Türkiye ile Almanya arasında boyutlanan krize ilişkin Berlin’deki gelişmeleri aktaran gazeteci Elmas Topçu, “AKP ve Erdoğan'a yakın cami, dernek ve kuruluşların yakından denetlenmesini isteyen var. Güvenlik politikasını gözden geçirelim diyen var. Bu kriz seçimle bitmez. Ankara'ya yönelik politika değişeceğe benziyor” dedi.

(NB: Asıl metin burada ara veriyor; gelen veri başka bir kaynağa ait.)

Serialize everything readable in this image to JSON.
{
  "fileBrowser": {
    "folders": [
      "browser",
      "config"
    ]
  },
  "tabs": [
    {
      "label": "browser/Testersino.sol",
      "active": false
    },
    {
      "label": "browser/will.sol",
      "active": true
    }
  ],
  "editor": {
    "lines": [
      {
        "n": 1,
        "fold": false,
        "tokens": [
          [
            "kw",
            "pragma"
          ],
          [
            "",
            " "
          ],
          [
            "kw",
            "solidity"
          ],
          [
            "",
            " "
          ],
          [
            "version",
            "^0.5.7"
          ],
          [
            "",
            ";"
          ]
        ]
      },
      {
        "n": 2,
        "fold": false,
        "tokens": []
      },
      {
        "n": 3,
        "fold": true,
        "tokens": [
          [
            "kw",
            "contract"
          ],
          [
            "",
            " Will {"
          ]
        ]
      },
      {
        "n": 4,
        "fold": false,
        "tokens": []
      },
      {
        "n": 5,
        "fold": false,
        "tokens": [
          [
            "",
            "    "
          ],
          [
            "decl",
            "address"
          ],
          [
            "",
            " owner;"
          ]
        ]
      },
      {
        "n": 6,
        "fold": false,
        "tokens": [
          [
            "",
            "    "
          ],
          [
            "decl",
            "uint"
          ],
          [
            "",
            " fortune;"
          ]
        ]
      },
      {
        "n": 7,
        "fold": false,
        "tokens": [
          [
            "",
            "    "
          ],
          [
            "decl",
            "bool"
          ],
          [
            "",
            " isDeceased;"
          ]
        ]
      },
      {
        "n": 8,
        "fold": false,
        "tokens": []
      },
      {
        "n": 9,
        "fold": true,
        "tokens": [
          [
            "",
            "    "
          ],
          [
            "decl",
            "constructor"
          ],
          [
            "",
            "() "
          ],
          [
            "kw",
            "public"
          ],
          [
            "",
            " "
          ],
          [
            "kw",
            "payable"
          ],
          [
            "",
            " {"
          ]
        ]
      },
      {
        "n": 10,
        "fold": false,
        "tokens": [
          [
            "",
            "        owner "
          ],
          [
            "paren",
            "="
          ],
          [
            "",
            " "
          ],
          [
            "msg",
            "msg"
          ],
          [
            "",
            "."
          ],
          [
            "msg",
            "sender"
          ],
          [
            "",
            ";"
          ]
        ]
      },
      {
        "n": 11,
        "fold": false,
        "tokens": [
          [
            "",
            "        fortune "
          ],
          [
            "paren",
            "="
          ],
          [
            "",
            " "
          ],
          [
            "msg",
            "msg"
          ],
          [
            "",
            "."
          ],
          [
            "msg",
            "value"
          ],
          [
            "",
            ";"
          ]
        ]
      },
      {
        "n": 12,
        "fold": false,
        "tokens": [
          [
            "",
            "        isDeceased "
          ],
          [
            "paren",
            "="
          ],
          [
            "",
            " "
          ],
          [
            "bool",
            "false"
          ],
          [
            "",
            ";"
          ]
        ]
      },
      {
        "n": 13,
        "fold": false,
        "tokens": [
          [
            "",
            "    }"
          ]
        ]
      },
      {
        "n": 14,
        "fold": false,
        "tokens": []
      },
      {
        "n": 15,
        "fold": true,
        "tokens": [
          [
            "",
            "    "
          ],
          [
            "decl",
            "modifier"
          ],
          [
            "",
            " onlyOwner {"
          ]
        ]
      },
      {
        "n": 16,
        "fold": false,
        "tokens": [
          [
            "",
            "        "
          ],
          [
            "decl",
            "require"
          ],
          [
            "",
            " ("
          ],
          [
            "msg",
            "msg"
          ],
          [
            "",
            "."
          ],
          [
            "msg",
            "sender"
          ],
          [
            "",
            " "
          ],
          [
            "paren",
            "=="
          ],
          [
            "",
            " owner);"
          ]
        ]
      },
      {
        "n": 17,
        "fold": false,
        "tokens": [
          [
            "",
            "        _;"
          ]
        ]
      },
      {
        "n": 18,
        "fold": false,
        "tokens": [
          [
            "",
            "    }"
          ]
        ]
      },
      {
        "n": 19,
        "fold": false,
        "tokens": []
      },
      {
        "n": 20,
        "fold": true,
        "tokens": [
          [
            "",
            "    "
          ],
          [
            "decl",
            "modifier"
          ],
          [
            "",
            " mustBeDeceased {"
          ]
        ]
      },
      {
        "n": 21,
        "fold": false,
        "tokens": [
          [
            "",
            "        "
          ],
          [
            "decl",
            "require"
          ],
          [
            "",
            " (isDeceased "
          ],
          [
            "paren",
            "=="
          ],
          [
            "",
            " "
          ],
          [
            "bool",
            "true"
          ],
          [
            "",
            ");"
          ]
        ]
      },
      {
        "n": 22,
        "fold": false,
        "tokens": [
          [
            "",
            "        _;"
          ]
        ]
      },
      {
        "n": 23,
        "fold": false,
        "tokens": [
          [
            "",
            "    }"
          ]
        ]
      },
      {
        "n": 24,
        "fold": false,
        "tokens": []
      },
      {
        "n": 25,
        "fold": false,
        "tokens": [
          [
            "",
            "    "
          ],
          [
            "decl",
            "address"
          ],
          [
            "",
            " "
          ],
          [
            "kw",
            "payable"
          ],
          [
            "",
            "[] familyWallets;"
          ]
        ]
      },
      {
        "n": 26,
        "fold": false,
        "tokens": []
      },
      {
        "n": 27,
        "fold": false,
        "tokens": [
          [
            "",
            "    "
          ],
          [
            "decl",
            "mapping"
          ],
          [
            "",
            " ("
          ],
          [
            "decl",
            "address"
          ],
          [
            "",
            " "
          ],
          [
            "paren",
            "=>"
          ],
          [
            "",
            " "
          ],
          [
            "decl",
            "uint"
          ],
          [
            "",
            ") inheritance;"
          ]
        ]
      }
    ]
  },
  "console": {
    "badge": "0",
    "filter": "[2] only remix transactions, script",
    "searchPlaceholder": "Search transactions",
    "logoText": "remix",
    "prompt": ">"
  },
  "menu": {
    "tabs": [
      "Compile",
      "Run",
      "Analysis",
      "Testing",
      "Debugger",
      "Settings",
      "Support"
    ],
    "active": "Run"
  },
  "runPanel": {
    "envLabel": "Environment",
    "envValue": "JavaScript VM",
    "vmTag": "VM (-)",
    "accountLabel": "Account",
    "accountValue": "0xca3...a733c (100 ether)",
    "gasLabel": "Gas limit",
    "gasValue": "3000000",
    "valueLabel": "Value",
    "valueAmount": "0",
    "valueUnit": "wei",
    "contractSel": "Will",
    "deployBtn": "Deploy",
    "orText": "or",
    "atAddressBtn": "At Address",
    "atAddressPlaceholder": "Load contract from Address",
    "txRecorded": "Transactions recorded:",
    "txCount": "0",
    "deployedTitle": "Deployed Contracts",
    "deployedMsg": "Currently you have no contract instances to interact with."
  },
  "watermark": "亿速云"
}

Almanya ile diplomatik dili geride bırakan gerginlik, gün geçtikçe tırmanıyor. Karşılıklı suçlama, itham, yaptırım, tehdit ve şantajlar gündemin üst sıralarında yerini almış durumda. Cumhurbaşkanı Recep Tayyip Erdoğan başta olmak üzere hükümet yetkilileri ve sermaye kesimi bu durumun Almanya’da 24 Eylül’de yapılacak parlamento seçimlerine kadar süreceğini ifade ederken, dihaber’in sorularını yanıtlayan gazeteci Elmas Topcu, krizin kısa süreceği fikrine katılmıyor. Almanya’da yaşayan ve siyaset, ekonomi dünyasını yakından takip eden Topçu, iki ülke arasındaki krizin, NDR televizyonundaki Extra3 programında yayınlanan ve Erdoğan'ı ti’ye alan şarkıyla başlayıp, geçen yıl onaylanan Ermeni Soykırımı Tasarısı, ardından gelişen “15 Temmuz darbe girişimi” ile boyutlandığını ve “artık gizli diplomasi ile halledilemez bir hal aldığını" söylüyor.
‘ALMAN SERMAYESİ BEKLEMEYE GEÇTİ’
Türkiye’nin özelikle koz olarak kullandığı Suriyeli mültecilere karşılık ekonomi kartını oynamaya başlayan Almanya’nın bu yöntemi sürdüreceğini düşünen gazeteci Topçu, “Son bir yıldır Alman yatırımcılar, Türkiye'de halihazırda iş yapan dev şirketler hariç, yeni projeleri hayata geçirme konusunda beklemede. Hukuk devleti kuralları ihlal ediliyor endişesi dillendiriliyor. Buna Alman hükümetinin açıklamaları da eklenince durum onlar için riskli bir hal aldı” diyor.
Berlin hükümetinin mali açıdan bir endişesi olmadığını sözlerine ekleyen Topçu, Alman yatırımcılarının içine düştüğü kaygıyı şu sözlerle dile getiriyor: “Özel yatırımcı açısından durum riskli oldu. Alman hükümeti, Ankara'ya yönelik politikasını yeniden belirleyeceğini açıkladı. Seyahat uyarılarını Türkiye aleyhinde sertleştirdi. Bu turizmcilerin daha fazla risk alması demek. Bunlara ilaveten Almanya Dışişleri Bakanı Sigmar Gabriel, Türkiye ile işbirliği yapan şirketlere, ihracatçılara yönelik devlet garantisi verilemeyeceğini söyledi. Bu şu demek Türkiye'de sizin veya ortağınızın başınıza bir iş gelirse biz hükümet olarak kefil olamayabiliriz. Almanya'da özel sektör ile büyük halk partileri CDU, CSU, SPD iç içe. Özel sektör Almanya'daki politikanın üzerinde büyük etkiye sahip.”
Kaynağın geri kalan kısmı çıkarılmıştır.